At one point, with our little homesteading experiment, we opened a farm stand out front on Route 10, giving it the name of Marvin's Gardens. While this fun project was in operation, I awaited with anxieties befit a high-wire circus performer with a dizzy spell, the moment a Parker Brothers Monopoly Game lawyer would drive by and threaten a gazillion-dollar lawsuit unless I immediately ceased using the vegetable stand's plagiarized name.
We never got sued, so we stuck with the risky name, and it was out there for all to enjoy and comment on for several years. We were not professional growers, and as a consequence, some of our produce had a few blemishes, spots, or dings. However, customers did not mind the imperfections, as the products were all grown at the local Marvin's Gardens.
More recently, we enjoyed receiving freshly water-bathed relishes, peaches, and pickles from our granddaughter-in-law, Kelsie, who, along with her husband and our grandson, Alex, processes much of their own food on their home farm in Cornish.
And from friends here in Piermont, we graciously accepted a beautiful Butternut Squash and a bag of fresh-pulled carrots this week. Also, from friends on River Road, we received a tub of freshly made applesauce, while friends on Fox Run sent us home with some nice cucumbers and several fat crimson tomatoes. Two weeks ago, we were given (by our nephew Michael and his lovely wife, Freda) a bag of long, tasty carrots that had been planted and dug at the Moulton Farm in Meredith.
What makes these carrots from Mike and Freda so interesting to me is that they were planted on a part of the same hundreds of acres of fields that I walked as a pre-teen youngster, hand and machine raking hay into wind rows at the Moulton Farm where I worked for many summers before graduating from high school and entering the Marine Corps a week later in 1955.

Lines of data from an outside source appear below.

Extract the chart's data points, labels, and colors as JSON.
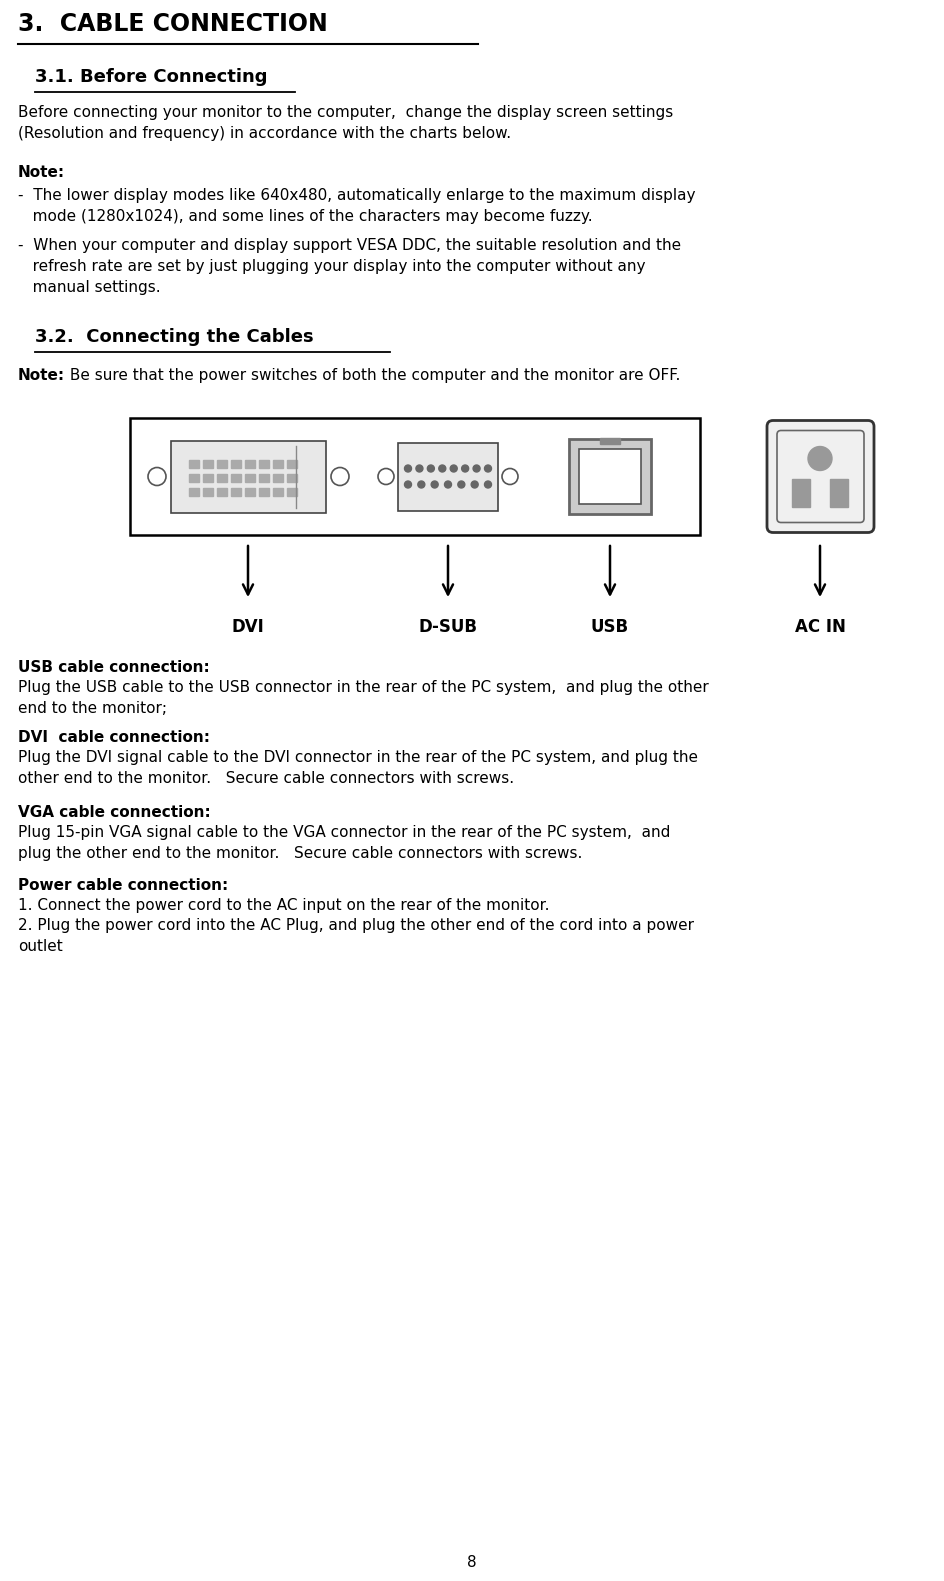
{
  "title": "3.  CABLE CONNECTION",
  "sec31_heading": "3.1. Before Connecting",
  "sec31_body": "Before connecting your monitor to the computer,  change the display screen settings\n(Resolution and frequency) in accordance with the charts below.",
  "note_label": "Note:",
  "note_bullet1": "-  The lower display modes like 640x480, automatically enlarge to the maximum display\n   mode (1280x1024), and some lines of the characters may become fuzzy.",
  "note_bullet2": "-  When your computer and display support VESA DDC, the suitable resolution and the\n   refresh rate are set by just plugging your display into the computer without any\n   manual settings.",
  "sec32_heading": "3.2.  Connecting the Cables",
  "sec32_note_bold": "Note:",
  "sec32_note_body": " Be sure that the power switches of both the computer and the monitor are OFF.",
  "connector_labels": [
    "DVI",
    "D-SUB",
    "USB",
    "AC IN"
  ],
  "usb_heading": "USB cable connection:",
  "usb_body": "Plug the USB cable to the USB connector in the rear of the PC system,  and plug the other\nend to the monitor;",
  "dvi_heading": "DVI  cable connection:",
  "dvi_body": "Plug the DVI signal cable to the DVI connector in the rear of the PC system, and plug the\nother end to the monitor.   Secure cable connectors with screws.",
  "vga_heading": "VGA cable connection:",
  "vga_body": "Plug 15-pin VGA signal cable to the VGA connector in the rear of the PC system,  and\nplug the other end to the monitor.   Secure cable connectors with screws.",
  "power_heading": "Power cable connection:",
  "power_body1": "1. Connect the power cord to the AC input on the rear of the monitor.",
  "power_body2": "2. Plug the power cord into the AC Plug, and plug the other end of the cord into a power\noutlet",
  "page_number": "8",
  "bg_color": "#ffffff",
  "text_color": "#000000",
  "font_family": "DejaVu Sans",
  "title_fontsize": 17,
  "heading_fontsize": 13,
  "body_fontsize": 11,
  "note_bold_fontsize": 11,
  "label_fontsize": 12
}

That ended my vegetable planting days and it was not until 10 years later that I once again took up a shovel, hoe and rake to work the land, this time not the rented land of others, but our own land, where growing fruits and vegetables with Polly and the kids, Bernie and Spencer, became our family's steady warm-weather pastime for many years.
So, at present, we are here in Piermont, where three weeks ago, two of our three great-grandchildren visited for what turned out to be a Sunday afternoon session in the mud. We are surrounded by good earth; this ground here once was part of the Jewell Farm.
Good earth makes mighty fine mud, and with the proper mix of our 480-foot deep, fresh, cold well water, mixed with the right amounts of Charlie Jewell's rich, black Piermont earth, the little guys here were mixing some high-quality mud. This kind sticks to hands, arms, feet, and clothing, and is also excellent for building a Fairy House, something we all did right here.
I wrote about this experience in a Bernie's Beat column two weeks ago. Imagine, if you will, here we are digging in the ground, helping make mud with the little folks. I wasn't digging the land so I could plant rows of carrots, radishes, or beets on this vast former farm; I was helping the kids imagine and create a Fairy House.
I would say that it is an excellent land-use policy we have adopted here and one we intend to maintain.